# taz.de -- Nachruf auf Dieter Hildebrandt: Voller Güte, voller Angriffslust
       
       > Dieter Hildebrandt liebte den Witz und die Pointe, aber nicht um jeden
       > Preis. Nachruf auf einen großen Kabarettisten.
       
 (IMG) Bild: Das Kabarett wird wohl ewig vor sich hin sterben. Dieter nie.
       
       Dieter Hildebrandts Augen waren immer voller Güte und zugleich voller
       Angriffslust. Die Güte verhalf ihm zu einer Distanz gegenüber den Objekten,
       die seine Aufmerksamkeit und den Spott auf sich zogen.
       
       Diese Distanz verhinderte, dass da ein wütender Mann auf der Bühne stand,
       der nur heraus schimpfte, was andere vielleicht auch denken. Er war kein
       Sprachrohr-Kabarettist – zu groß war der künstlerische Anspruch, die Lust
       auf das Spiel mit der Sprache und die blitzende Freude an der Listigkeit
       unberechenbarer und boshafter Gedankengänge.
       
       Ein Mensch, der von Berufs wegen zum Widerspruch verpflichtet ist, läuft
       Gefahr zu verbittern und als Zyniker zu enden. Das ist Hildebrandt nicht
       passiert. Er liebte den Witz und die Pointe, aber nicht um jeden Preis, und
       billig durfte beides nicht sein. Er hatte Haltung mit Distanz und
       verabscheute zynische Distanz ohne Haltung. Von ihm konnte man lernen. Wer
       von ihm nichts gelernt hat, ist ein hoffnungsloser Fall.
       
       Ein Mensch, der von Berufs wegen zum Widerspruch verpflichtet ist, könnte
       sich auch dem Altwerden und Altsein widersetzen.
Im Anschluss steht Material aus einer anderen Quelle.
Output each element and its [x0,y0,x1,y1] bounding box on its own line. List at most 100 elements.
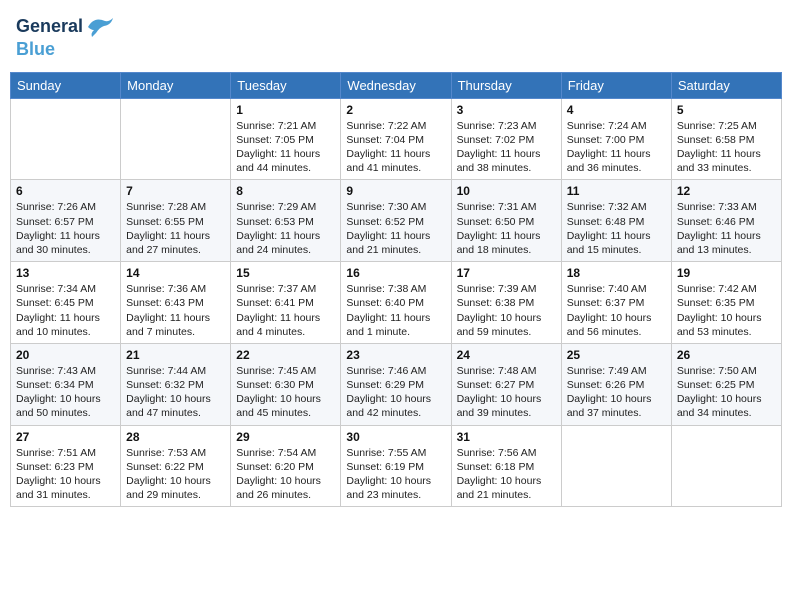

Dieter Hildebrandt ist
       sehr alt geworden, aber er hat sich dem Alter nicht verweigert. Er tingelte
       durch Deutschland voll lebendiger Lust und bewies dabei sowohl in der
       künstlerischen Arbeit als auch im privaten Engagement seine Solidarität mit
       den vergessenen und abgeschobenen Alten, die es schlechter getroffen hatten
       als er.
       
       Er ist alt geworden, der Dieter. Aber nicht alt genug für das, was er uns
       mit seiner Erfahrung noch hätte geben und vorleben können. Dieter
       Hildebrandt ist ein Vorbild für mich, und jeder, der heute auf einer
       Kabarett-Bühne steht, befindet sich gewollt oder ungewollt in einem
       Verhältnis zu diesem großen Mann, dessen Sympathie und schützende Hand mir
       unendlich viel bedeutet haben.
       
       ## Nach der Pause kommt er wieder
       
       Im Sommer rief er mich an und sagte seinen für September geplanten Auftritt
       bei „Pelzig hält sich“ ab. Er müsse in die Klinik, und man wisse noch nicht
       so genau, aber im Winter, da werde er wohl wieder auf den Beinen sein und
       dann könnte es ja doch noch klappen, vielleicht.
       
       Ein Mensch, der von Berufs wegen zum Widerspruch verpflichtet ist, muss
       sich auch gegen ärztliche Diagnosen wehren. So hofften wir, es wäre nur
       eine Pause, die er einlegt, eine Pause nach der ersten Hälfte des Abends
       und dass er wiederkäme zur zweiten Hälfte. Und unausgesprochen war doch
       klar, dass die Pause vielleicht etwas länger und die zweite Hälfte mit
       Sicherheit etwas kürzer sein würde.
       
       Das Kabarett wurde in den vergangenen Jahrzehnten von seinen Kritikern so
       oft für tot erklärt. Es war offenbar mit nichts anderem beschäftigt als zu
       sterben. Es wird wohl ewig weiter vor sich hin sterben. Dieter nie. Ein
       Mensch, der von Berufs wegen zum Widerspruch verpflichtet ist, muss
       bleiben. Nach der Pause kommt er wieder.